Zabierano im wszystkie rzeczy osobiste. Przeprowadzając upokarzające badania lekarskie pozbawiano ich godności. Jednym ze sposobów „powitania” było wymierzenie 25 uderzeń batem na specjalnym stołku zwanym „kozłem”. Sześć pomieszczeń baraku zajmowały specjalne cele zwane bunkrami. Bez okien, zupełnie ciemne. Tam trafiało się za złamanie regulaminu. O chlebie i wodzie, nawet na kilkanaście dni.
Kolejne baraki. Wąski korytarz wyłożony deskami. Każdy krok powoduje skrzypienie. Z sufitu łuszczy się farba. Specyficzny zapach. W takim baraku mieściło się ponad 200 więźniów. Na jednego przypadało 48 centymetrów kwadratowych powierzchni. Ciężko pracowali, a kiedy przychodziła noc leżeli na trzypiętrowych łóżkach zbitych z drewna, po czterech na każdej pryczy. Bici, poniewierani, wygłodniali, czekali na nieuchronną śmierć.
Na ścianach dokumenty, zdjęcia. Wyryte numery obozowe więźniarek z datami osadzenia w Stutthofie. W kolejnym baraku wystawa rzeźby. Bardzo realistyczna i sugestywna. Wychudzone ciała, powiązane sznurem dłonie, z wypisanym na twarzy bólem i cierpieniem.
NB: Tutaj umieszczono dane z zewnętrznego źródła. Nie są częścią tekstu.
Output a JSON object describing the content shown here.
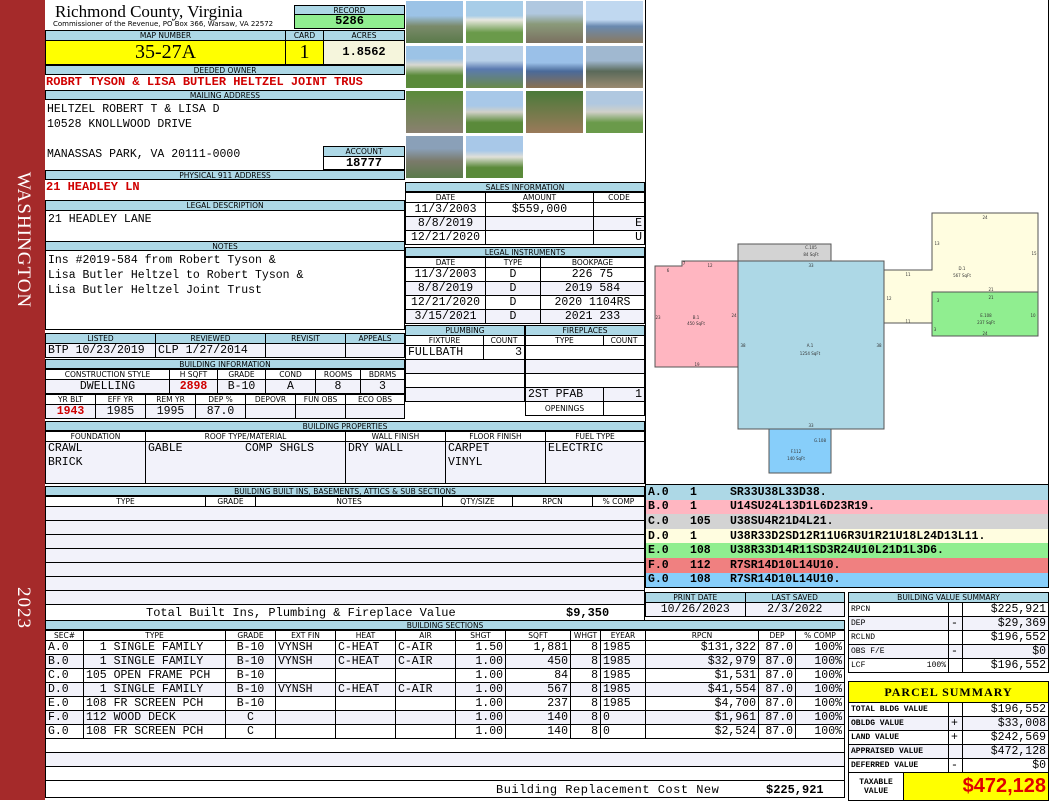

Wychodzę pośpiesznie.
Spoglądam na niebo. Sczerniało. Słońce boleśnie odbija się od obłoków. Świat stał się czarno biały. Czuje jakby to był mroźny styczniowy dzień, a nie początek lata. Lecz ten mróz jest we mnie. Zamilkłam, nie umiem już mówić.
Patrzę w stronę ściany brzóz. To nie szelest wiatru, to płacz. Brzozy płaczą. Widziały to okrucieństwo. Wiotkie gałązki obsypane jasnozielonym listowiem wplątują się w drut kolczasty. Dobrotliwy ciepły wiatr, podmuchem próbuje je uwolnić, ale one mocno wplątane zostaną tak na zawsze. Zrosną się z drutem.
Powolnym krokiem dochodzę do szpitala i komory gazowej. Nie potrafię tam wejść. Już nie chcę. Nie jestem w stanie. To za dużo.
Za komorą gazową ustawione na krętych wąskich torach dwa wagony – element charakterystyczny obozu. Służyły do przewozu więźniów. Żywych i umarłych. Nieopodal schowana w zieleni i białych konarach brzóz szubienica. I ten szelest. Szloch?
Wracamy z synem do auta. Powoli, nie śpiesząc się. Już nikt do nikogo się nie uśmiecha. Nachodzi mnie refleksja - jak człowiek drugiemu człowiekowi może zgotować taki los?
Wyjeżdżamy z parkingu. Po chwili odwracam głowę, obóz niknie za zieloną kurtyną ze świerków, sosen i brzóz.Pisząc to zastanawiam się nad jednym - przecież głowy państwa odwiedzają takie obozy. Zwiedzają, składają kwiaty, a mimo to na świecie toczy się tak dużo wojen. Dlaczego?